4 Discussion and conclusions

Together with the work of Choy, Shreiber and Du and colleagues, the FE model fits into a small family of self-supervised learning algorithms that perform tensor factorization of the dataset into separate latent spaces. We demonstrated the utility and performance of FE on two large-scale RNA-Seq cohort: TCGA and GTEx. When compared to the most similar model, published by Choy et al. (2019), we found that FE captures more biologically meaningful information in the sample and gene embeddings, which is probably due to the fact that the FE model but not the Choy model uses a set of fully connected layers on top of the embeddings layers. Unexpectedly, we found that the FE model preserves gene expression pair-wise distances in embedding space as well as being coherent with both single gene expressions across samples and more broad gene expression patterns. Moreover, we found it possible to perform the same type of vector-space arithmetics in sample embedding space as described in the works of Mikolov et al. (2013) and Pennington et al. (2014), transforming one tissue into the other, while preserving the patient-specific gene expression profile. This feature is something that non-parametric distance-based approaches, such as t-SNE, do not allow, since there is no way to reconstruct the data from the representation.
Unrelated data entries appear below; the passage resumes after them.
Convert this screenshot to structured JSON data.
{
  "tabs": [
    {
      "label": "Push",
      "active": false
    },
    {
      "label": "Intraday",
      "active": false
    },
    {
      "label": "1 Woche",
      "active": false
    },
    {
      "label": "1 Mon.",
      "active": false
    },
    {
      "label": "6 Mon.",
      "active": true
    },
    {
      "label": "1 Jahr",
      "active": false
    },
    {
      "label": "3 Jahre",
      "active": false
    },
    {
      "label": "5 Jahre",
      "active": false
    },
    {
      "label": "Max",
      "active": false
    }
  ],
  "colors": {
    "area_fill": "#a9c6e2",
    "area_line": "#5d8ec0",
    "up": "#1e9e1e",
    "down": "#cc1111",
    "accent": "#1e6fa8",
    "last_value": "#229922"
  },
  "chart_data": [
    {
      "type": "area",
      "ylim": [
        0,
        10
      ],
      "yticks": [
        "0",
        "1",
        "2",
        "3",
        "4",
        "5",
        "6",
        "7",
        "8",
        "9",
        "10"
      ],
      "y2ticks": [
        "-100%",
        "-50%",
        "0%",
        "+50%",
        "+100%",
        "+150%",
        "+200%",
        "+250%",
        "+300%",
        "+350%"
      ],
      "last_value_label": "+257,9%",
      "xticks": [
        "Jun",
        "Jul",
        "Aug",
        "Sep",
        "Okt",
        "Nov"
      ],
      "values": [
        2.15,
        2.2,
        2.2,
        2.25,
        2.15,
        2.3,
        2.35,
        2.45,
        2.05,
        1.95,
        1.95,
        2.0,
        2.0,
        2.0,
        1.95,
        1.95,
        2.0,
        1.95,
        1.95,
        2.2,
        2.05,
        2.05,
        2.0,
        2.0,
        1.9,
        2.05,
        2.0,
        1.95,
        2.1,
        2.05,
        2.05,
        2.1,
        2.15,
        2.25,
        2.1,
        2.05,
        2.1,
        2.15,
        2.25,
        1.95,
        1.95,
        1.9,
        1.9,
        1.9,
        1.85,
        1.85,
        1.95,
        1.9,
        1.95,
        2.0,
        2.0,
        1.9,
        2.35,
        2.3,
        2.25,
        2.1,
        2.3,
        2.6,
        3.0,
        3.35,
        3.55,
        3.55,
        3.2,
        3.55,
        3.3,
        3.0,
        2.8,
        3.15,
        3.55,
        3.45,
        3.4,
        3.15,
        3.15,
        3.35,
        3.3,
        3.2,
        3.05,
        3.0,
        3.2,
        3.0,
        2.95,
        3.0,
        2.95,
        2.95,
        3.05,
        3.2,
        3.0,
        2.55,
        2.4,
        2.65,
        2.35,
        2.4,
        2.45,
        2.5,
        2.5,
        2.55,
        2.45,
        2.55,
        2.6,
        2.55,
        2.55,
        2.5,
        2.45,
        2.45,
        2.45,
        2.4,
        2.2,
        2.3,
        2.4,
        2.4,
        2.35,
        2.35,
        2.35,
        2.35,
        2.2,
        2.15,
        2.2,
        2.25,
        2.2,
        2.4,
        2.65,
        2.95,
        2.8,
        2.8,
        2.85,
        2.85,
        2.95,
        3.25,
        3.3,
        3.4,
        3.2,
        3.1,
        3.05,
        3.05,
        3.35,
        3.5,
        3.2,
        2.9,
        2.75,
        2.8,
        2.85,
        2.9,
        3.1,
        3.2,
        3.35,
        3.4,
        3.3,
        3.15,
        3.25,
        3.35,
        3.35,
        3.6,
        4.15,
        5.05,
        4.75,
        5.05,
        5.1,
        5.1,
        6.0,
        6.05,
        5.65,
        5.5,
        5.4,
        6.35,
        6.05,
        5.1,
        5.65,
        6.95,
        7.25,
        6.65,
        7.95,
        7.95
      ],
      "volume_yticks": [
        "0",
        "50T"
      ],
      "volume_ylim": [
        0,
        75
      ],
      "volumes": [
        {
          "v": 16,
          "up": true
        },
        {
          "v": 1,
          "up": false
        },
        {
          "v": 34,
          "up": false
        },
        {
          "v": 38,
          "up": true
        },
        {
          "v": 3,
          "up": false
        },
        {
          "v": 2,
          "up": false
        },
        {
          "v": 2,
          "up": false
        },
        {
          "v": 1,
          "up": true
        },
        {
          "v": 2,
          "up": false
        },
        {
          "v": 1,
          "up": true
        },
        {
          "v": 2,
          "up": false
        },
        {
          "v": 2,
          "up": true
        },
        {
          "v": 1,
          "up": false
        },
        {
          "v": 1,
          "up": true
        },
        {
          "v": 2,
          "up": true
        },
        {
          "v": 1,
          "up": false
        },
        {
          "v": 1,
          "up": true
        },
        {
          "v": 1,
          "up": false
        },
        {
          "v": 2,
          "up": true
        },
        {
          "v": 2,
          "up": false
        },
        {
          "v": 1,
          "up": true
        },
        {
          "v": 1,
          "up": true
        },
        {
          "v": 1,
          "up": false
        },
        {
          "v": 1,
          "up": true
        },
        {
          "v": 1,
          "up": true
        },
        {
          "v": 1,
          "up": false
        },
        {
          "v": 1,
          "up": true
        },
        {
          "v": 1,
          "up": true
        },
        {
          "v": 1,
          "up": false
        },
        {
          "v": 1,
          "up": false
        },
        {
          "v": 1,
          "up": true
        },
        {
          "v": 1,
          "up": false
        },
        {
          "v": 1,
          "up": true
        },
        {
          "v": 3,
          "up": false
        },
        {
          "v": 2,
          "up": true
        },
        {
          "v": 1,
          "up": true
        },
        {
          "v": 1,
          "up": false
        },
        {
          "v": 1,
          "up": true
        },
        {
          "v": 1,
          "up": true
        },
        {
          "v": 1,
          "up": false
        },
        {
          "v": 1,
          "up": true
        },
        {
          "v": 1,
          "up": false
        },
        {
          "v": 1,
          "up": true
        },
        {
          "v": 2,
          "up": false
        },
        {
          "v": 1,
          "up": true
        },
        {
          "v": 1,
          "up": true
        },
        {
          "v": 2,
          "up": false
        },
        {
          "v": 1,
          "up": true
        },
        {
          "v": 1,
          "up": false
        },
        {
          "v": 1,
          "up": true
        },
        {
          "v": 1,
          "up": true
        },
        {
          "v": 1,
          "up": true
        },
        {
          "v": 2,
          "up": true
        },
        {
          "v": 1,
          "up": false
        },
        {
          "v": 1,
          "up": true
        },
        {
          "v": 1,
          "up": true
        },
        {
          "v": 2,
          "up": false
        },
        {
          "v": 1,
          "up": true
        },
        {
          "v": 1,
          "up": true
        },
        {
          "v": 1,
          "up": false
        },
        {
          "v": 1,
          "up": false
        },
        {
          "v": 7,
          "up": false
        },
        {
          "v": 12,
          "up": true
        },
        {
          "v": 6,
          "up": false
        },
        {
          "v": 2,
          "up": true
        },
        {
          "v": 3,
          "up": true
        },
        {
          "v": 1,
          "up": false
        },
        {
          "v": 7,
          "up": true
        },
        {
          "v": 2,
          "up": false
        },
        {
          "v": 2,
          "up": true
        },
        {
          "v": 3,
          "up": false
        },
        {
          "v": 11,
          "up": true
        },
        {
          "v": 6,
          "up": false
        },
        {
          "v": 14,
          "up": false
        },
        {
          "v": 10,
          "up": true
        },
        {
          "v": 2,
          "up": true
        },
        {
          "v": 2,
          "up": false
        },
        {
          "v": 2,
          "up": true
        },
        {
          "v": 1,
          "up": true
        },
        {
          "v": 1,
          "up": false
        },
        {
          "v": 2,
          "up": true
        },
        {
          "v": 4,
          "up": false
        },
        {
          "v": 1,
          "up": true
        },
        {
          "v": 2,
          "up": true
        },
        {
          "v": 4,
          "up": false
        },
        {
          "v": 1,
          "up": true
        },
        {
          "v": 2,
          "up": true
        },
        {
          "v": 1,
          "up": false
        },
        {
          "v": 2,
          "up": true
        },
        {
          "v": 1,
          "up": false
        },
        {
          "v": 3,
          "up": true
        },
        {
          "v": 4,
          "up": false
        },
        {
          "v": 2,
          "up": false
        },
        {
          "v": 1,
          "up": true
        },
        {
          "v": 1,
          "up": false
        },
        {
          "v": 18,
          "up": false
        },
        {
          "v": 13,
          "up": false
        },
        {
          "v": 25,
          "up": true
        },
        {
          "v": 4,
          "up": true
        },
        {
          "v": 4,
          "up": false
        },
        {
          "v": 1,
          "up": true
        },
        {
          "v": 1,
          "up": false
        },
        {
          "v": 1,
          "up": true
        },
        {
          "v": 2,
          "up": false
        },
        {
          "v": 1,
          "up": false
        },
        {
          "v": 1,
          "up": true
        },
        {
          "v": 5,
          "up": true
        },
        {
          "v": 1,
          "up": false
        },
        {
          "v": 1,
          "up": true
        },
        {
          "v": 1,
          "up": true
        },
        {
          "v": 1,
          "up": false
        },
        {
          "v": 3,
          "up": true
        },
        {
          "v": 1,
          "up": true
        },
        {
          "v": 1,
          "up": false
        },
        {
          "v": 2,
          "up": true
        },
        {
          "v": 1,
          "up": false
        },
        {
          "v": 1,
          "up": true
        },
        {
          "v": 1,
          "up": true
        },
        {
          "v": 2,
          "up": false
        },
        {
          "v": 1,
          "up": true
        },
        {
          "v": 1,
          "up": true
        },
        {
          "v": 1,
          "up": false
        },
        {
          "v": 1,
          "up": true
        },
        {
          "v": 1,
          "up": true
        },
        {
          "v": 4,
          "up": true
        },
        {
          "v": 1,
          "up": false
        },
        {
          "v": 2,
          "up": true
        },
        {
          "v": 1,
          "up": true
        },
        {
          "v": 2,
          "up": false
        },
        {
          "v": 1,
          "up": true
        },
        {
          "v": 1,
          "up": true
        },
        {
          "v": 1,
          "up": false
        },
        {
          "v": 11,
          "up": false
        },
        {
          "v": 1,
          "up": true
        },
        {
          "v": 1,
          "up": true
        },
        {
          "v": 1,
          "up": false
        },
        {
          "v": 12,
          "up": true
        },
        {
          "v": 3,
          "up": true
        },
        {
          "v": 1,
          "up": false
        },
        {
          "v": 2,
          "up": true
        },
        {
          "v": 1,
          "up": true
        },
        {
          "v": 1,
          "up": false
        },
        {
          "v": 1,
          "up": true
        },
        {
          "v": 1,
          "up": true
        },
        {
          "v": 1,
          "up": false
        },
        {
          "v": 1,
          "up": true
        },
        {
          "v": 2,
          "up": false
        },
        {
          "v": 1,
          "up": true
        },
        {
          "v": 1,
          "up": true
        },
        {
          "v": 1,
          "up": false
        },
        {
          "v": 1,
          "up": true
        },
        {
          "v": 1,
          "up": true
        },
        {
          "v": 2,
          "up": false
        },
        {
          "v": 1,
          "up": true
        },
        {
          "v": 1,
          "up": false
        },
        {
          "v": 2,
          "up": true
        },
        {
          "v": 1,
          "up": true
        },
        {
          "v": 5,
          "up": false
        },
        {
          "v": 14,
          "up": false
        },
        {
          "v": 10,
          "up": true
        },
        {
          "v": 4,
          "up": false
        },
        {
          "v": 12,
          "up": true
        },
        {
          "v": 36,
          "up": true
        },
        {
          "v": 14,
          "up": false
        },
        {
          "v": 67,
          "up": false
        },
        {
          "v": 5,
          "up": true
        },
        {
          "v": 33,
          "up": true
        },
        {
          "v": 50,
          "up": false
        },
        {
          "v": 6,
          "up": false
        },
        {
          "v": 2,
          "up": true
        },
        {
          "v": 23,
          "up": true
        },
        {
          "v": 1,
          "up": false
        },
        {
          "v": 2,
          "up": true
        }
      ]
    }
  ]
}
Finally, we demonstrated the utility of the encoding samples into a smaller, information-rich representation, by running a total of 49 benchmark tasks that involve predicting results from other assays on the same samples. We found that FE-trained representations rank mostly first and sometimes second and outperforms all the other dimensionality reduction algorithms on all 49 benchmarks. We found that in a small amount of cases, it is not statistically different from the performance of a 50-dimensional t-SNE. We would like to point out one of the possible limitations behind the performance of the benchmark experiments is that most of these labels are closely related to the tumour type and therefore some of the outstanding performance of the FE-trained embeddings may be attributable to this. Also, we were unable to identify gene categories standing out within the gene embedding space. This likely reflects the fact that most genes are multi-functional and involved in several processes across different tissue types and cancers. It is also unfortunate that very little categories are available for genes besides GO annotation, which are mostly derived from the study of healthy tissues. One possible extension would be to add some notion of gene function and/or localization that is available in the literature.

An appealing feature of the FE model is that it can, with little adjustments, be adapted to train on large-scale multi-omics datasets by introducing supplementary embedding spaces and jointly optimizing as many functions $g()$ (see Sections 2 and 3) as there are sources of observations, which could very well be additional clinical information on patients. Embeddings representing spaces shared by multiple data sources would be constrained to integrate these sources. This extension would naturally take advantage of the fact that our approach is not affected by missing data. Importantly, it would not require that datasets be complete, where all modalities would be measured for all samples. Furthermore, exploiting this later feature would support the use of the FE model for missing data imputation. More challenging would be the extension of the FE model to less ‘categorical’ spaces, a direction we have previously explored, in a limited context, by adapting the FE model to the work with transcript sequences instead of relying on a predefined transcriptome annotation (Trofimov et al., 2018). Non-trivial implementation issues, resulting in poor scalability of the proposed model, have so far limited its development.

We believe that the FE model is a highly customizable architecture that provides a strong foundation to develop omics-based predictors based on integrated data sources, resilient to missing data and provide similar benefits to other dimensionality reduction techniques in extracting patterns from omics data.